Il est difficile d’identifier un seul grand défi. Il y en a plusieurs et à plusieurs niveaux. L’hébergement hôtelier est en mode rattrapage. Les années de pertes opérationnelles ont été longues, les rénovations sont en retard et l’endettement s’est accru. Il faut donc consacrer de gros efforts au redressement et cela ne pourra pas se faire en deux, trois ans seulement. Il nous faut donc maintenir cette voie de croissance le plus longtemps possible.

L’industrie touristique, de son côté, fait face à un défi de compétitivité de la destination ; une compétitivité de marché qui doit compenser un prix de billet d’avion plus cher à cause de l’éloignement, par des atouts uniques. Il y en a plusieurs heureusement, mais il faut encore les valoriser et en parler.

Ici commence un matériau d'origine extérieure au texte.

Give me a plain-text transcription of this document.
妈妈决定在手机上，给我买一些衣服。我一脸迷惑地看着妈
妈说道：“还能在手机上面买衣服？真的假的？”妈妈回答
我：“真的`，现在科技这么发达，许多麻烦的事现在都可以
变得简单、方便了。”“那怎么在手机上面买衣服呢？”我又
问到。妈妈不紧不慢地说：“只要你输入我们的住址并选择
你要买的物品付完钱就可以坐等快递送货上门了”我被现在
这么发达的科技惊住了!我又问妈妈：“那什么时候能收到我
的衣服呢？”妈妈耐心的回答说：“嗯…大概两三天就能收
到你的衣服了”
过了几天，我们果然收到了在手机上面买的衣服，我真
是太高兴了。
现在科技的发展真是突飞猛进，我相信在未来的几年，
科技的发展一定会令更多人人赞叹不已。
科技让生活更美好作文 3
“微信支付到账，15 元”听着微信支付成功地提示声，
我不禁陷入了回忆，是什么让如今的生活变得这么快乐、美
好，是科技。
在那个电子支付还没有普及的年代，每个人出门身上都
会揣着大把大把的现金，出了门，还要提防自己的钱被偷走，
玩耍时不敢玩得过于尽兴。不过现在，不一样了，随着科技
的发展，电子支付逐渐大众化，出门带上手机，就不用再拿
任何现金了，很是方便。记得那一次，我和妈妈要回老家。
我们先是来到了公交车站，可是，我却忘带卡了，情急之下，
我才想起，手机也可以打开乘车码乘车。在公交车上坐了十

Notre tourisme, enfin, doit pouvoir s’intégrer au modèle économique mauricien. La recette unitaire est en dessous de son potentiel réel alors que son potentiel de croissance se situe surtout en dehors de l’hébergement. Le cadre réglementaire ne donne pas suffisamment de protection aux visiteurs ; un pays dit sûr se doit d’être plus exigeant sur tous les plans. Le produit doit s’améliorer afin de pouvoir répondre aux exigences de la nouvelle génération de voyageurs – plus d’informations, aucune barrière de langues, plus de technologie, une connectivité irréprochable, plus d’occasions de photos ‘iconiques’ spontanées, et ainsi de suite.

Le secteur peut-il se permettre d'investir dans de nouveaux hôtels ?
La réponse se trouve certainement dans le calcul combinant la capacité du pays à soutenir de nouveaux hôtels, sur tous les plans – économique, social et environnemental, et la viabilité économique et financière des investissements requis. La demande est, certes, extensible à souhait, mais l’offre sera restreinte par des limites évidentes, à commencer par l’étroitesse du territoire. L’autre évidence est le facteur de saisonnalité de la destination. On accueille deux fois plus de touristes en période de pointe qu’en période creuse ; le calcul de rentabilité de l’investissement est directement affecté par ce fait.

Ceci étant, si nous regardons la croissance établie depuis 2014, un accroissement du parc hôtelier reste envisageable dans le moyen terme, et serait même encouragé au niveau du développement économique du pays.

Est-ce qu'il y a une pénurie de main-d’œuvre qualifiée par manque de formation ou parce que celle-ci préfère les bateaux de croisière ?
Oui, tous les opérateurs économiques, et non seulement dans l’hôtellerie, vous confirmeront leurs difficultés à recruter une main-d’œuvre de qualité. C’est une évidence qui va progressivement desservir le pays. Dans le cas de notre secteur, les contingents formés par l’École hôtelière n’ont pas été suffisants depuis plusieurs années, malgré la demande en forte croissance. Aujourd’hui, on compte 115 hôtels avec 13 500 chambres, un millier d’hébergements hors hôtels, environ 700 restaurants hors hôtels, et plus de 300 tour operateurs. Chacun peut vous témoigner de ses difficultés à recruter.

Et bien entendu, les bateaux de croisière, les hôtels offrant des emplois à l’étranger, voire les compagnies aériennes, viennent tous puiser dans le même vivier.  Le secteur BPO, concurrent direct de l’hôtellerie sur le marché du travail des jeunes, souffre aussi d’un manque de main-d’œuvre formée. Pour moi, le nombre officiel de demandeurs d’emploi est trompeur ; il y a une vraie pénurie de main-d’œuvre disponible à la sortie de notre système scolaire. Et il y a aussi un phénomène dont on parle peu, qui est l’absentéisme – mal chronique qui mine la confiance des opérateurs et des investisseurs.